1) Antecedent must exist

There are some important rules to remember with GMAT pronouns.   The first and most important is that the antecedent (the noun that the pronoun is referring to), must always exist in the sentence. For example:

The university’s faculty had a meeting to discusses ways to increase its funding in the upcoming fiscal year.

While this is something we would have no problem understanding in the real world, this would be considered incorrect on the GMAT. This is because the antecedent, which should be the university, actually doesn’t exist. The sentence only mentions the university’s staff, not the university itself. That means, technically, the “it” is referring to the meeting, but that doesn’t make any sense.

2) Pronoun and antecedent must match in number

Another essential rule is that the antecedent and the pronoun must match in number. This means that if the antecedent is plural, then the pronoun must also be plural and vice versa. Often times, the GMAT test creators will put a lot of fluff between the pronoun and the antecedent to distract the reader. It is important in these situations to look at the core of the sentence to ensure that the two match in number.  For example:

 The child who spoke as gregariously they did loudly were quieted by the teacher’s stern voice.

This sentence, with its modifier, is trying to distract you from the fact that the child should have a singular pronoun.  This sentence also highlights another common error.  “They” should never refer to a singular antecedent.
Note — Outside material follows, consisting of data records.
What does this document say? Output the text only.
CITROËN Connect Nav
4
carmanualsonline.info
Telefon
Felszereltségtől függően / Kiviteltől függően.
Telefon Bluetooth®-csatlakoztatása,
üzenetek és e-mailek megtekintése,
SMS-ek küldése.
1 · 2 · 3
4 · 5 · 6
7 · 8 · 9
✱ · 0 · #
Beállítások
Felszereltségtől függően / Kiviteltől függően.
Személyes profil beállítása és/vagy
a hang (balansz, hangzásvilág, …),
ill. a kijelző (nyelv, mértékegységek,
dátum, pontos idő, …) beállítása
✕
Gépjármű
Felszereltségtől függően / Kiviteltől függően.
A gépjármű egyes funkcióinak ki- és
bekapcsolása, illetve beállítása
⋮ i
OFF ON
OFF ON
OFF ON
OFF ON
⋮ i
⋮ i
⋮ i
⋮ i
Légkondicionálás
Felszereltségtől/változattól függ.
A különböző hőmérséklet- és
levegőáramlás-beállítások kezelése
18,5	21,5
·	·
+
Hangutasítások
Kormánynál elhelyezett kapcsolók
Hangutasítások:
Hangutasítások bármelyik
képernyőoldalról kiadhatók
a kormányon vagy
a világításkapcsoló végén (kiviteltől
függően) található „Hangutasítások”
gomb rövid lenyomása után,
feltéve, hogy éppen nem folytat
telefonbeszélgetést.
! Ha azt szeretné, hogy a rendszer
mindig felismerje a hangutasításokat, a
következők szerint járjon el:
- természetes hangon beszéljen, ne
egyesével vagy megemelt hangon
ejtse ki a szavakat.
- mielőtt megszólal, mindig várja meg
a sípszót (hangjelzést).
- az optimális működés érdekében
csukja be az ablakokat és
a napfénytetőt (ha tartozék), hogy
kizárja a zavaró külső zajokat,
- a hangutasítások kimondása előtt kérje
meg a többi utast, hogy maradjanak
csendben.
If you don’t know the gender, you should use “he or she” instead.

3) No ambiguities

Finally, there should also be no ambiguities.   If there is a plural pronoun, there should be only one plural antecedent before it, same goes for a singular pronoun. It is ok for there to be a single antecedent and a plural antecedent with plural and single pronouns, because you will know which matched to which. It would not be acceptable to have several singular antecedents followed by any singular pronouns, because this would make it ambiguous.  For example,

The road wound through the entire village and into the town square and it was rocky and difficult to drive on.

Even if you can reasonably guess which antecedent the pronoun corresponds to, clarity is always the best option. We don’t actually know if “it” refers to the road, the village or the town square.  When in doubt, replace the pronoun with the actual noun.